そこで、社会との共感性からイノベーションが起こされた例はないかと考えてみると、以下を含めそのような例は沢山あるように思えます。 

〇ユーグレナ 

ユーグレナは、動物と植物のハイブリッドな藻類を利用して、栄養価の高いサプリやバイオ航空機燃料を生産・販売する企業ですが、同社の創業は、創業者の出雲充氏が学生時代に訪れたバングラデッシュの現地の劣悪な栄養事情に衝撃を受けたのがきっかけです。 

〇オリィ研究所 

オリィ研究所は分身ロボットのメーカーですが、同社の創業者の吉藤健太朗氏は小学校・中学校で不登校を経験し、その後そのような自身の経験から、車椅子利用者の「孤独感」に共感し、車椅子の制作、そしてさらにその後ALSなどの難病のためベッド生活を強いられている患者に向けて分身ロボットを開発しました。 

〇島精機 

島精機の創業者である島正博氏が、最初の発明であるゴム入り安全手袋編み機をうみだしたのは、当時工場などで作業員が手袋ごと手を機械に引き込まれ大ケガをしたり、場合によっては命までも奪われる事故が多発していて、これら事故に島氏が心を痛めたからと言われています。 

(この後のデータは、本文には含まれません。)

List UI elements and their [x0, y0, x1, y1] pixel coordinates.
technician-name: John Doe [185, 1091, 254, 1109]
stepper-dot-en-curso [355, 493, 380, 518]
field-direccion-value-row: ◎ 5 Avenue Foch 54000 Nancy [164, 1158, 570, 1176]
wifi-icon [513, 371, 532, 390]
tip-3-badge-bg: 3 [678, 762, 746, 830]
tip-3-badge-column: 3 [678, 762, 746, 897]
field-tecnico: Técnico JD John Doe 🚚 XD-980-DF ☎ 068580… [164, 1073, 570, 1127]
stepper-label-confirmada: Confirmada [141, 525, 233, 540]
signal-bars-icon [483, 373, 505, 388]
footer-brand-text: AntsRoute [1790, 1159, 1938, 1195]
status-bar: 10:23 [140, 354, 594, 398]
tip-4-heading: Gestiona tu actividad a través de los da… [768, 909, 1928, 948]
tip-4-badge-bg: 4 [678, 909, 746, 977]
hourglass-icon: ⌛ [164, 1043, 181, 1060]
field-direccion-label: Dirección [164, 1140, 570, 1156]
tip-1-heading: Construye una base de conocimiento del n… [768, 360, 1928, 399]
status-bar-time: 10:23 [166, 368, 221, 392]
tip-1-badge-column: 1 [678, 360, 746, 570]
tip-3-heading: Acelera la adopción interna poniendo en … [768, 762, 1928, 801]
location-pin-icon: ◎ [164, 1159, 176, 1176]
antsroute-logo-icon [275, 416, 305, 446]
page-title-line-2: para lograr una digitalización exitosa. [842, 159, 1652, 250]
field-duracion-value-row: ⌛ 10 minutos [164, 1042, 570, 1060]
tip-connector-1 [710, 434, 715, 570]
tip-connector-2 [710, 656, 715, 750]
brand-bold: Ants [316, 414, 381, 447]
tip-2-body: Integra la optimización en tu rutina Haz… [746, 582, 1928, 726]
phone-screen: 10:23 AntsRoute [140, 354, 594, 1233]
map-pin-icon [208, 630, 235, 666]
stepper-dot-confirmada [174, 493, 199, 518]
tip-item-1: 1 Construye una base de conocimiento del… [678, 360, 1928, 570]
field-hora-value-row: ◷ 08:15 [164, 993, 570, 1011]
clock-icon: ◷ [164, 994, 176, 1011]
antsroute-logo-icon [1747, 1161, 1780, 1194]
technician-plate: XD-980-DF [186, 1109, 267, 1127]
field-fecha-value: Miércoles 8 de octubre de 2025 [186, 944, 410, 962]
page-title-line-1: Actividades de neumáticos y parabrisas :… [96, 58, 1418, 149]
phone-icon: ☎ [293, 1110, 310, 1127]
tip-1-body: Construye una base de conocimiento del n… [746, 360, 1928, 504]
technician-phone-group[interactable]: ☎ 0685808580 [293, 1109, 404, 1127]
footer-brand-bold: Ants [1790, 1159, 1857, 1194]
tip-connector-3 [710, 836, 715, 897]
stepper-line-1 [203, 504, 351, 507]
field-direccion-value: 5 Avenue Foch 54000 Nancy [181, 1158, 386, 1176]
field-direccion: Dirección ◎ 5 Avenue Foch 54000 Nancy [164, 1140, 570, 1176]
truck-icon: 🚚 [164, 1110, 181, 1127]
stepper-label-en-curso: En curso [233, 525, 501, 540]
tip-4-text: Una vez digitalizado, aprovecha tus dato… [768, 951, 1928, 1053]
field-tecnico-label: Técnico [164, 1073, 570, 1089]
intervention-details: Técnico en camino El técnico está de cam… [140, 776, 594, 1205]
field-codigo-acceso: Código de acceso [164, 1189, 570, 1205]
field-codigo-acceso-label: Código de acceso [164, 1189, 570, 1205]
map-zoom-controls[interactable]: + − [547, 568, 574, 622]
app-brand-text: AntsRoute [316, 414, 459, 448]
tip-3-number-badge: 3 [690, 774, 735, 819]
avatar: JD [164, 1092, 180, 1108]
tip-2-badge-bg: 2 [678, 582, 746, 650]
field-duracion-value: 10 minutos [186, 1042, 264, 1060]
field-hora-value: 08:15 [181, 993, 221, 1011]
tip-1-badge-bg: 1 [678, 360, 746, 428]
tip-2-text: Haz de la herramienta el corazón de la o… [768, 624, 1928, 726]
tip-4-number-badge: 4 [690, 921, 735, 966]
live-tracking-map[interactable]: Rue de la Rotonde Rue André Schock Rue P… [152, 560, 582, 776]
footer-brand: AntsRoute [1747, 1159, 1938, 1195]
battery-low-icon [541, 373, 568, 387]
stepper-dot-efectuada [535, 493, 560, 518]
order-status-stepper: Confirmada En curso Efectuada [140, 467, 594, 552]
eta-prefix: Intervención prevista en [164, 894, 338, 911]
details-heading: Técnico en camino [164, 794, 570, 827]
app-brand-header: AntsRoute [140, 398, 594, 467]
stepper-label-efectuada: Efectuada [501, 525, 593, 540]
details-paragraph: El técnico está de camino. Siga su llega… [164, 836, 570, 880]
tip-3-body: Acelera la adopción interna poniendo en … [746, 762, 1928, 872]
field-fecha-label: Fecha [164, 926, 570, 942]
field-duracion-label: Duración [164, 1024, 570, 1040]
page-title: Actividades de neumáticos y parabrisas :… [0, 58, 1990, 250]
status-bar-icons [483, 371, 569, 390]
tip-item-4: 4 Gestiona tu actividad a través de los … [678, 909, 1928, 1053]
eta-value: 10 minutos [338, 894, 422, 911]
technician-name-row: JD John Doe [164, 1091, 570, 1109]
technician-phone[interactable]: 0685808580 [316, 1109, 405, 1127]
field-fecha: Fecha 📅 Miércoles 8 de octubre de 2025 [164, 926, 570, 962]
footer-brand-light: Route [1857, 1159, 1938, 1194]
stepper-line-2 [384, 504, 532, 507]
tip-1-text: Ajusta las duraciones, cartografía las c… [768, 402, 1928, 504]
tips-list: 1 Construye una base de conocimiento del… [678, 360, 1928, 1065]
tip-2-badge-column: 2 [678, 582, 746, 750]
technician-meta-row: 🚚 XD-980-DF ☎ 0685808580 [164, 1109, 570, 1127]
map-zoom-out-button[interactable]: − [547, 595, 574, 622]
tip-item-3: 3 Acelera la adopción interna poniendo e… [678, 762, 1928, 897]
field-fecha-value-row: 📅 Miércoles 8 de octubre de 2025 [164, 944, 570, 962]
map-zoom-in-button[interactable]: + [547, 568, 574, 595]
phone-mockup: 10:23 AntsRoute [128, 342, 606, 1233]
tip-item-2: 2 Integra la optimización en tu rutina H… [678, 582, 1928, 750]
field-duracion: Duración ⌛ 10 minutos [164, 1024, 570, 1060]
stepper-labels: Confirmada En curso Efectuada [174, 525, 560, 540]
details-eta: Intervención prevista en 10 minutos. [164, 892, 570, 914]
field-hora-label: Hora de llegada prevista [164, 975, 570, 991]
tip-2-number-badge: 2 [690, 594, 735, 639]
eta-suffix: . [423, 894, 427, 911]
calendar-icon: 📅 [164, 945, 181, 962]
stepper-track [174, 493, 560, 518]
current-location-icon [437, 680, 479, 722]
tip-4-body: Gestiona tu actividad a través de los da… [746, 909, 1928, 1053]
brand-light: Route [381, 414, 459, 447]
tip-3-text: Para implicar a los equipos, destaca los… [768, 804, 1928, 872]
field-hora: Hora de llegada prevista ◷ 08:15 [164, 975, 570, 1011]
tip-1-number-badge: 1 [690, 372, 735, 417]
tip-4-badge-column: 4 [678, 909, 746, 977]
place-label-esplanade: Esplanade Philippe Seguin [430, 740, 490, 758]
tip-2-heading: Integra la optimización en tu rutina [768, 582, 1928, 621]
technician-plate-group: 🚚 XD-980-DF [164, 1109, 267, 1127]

●社会との共感がイノベーションを生み出す大きな原動力になる 

このような例から、社会との共感、すなわち社会問題の存在の認識はイノベーションを生み出す大きな原動力になることがわかります。そう考えると、前回を含めこれまで本メルマガの中では、価値創出は顧客を対象としたPain(苦痛や問題)の解消か、Gain(あったらいい)の実現であると言ってきましたが、イノベーションを起こすより大きな原動力になるのは、広く社会のPain(苦痛や問題)の解消のように思えます。 

●顧客だけではなく社会に目を向ける 

既に近年SDGsやCSVという言葉が広く使われるようになり、社会へ目を向けることの重要性が高まっていますが、特にイノベーション創出の視点からも、この点は極めて重要となっていると思います。私はこのメルマガを含め、「顧客」価値創出の重要性を強く訴えてきましたが、これからは顧客だけでなく、もしくは顧客以上に重要なのが、「社会」に目を向け、「社会」価値を生み出すことに目を向けなければならないことに、思いいたりました。

●社会に目を向けることで新な市場を創出する 

これがまさにマイケル・ポーターがとなえるCSVの概念なのですが、純粋にビジネスの面(すなわち収益を挙げるという面)からも、顧客を超えて社会に目を向けることは、今まで顧客でなかったステークホールダーを新な顧客とすることを意味します。つまり、新しい市場を創出することができるということです。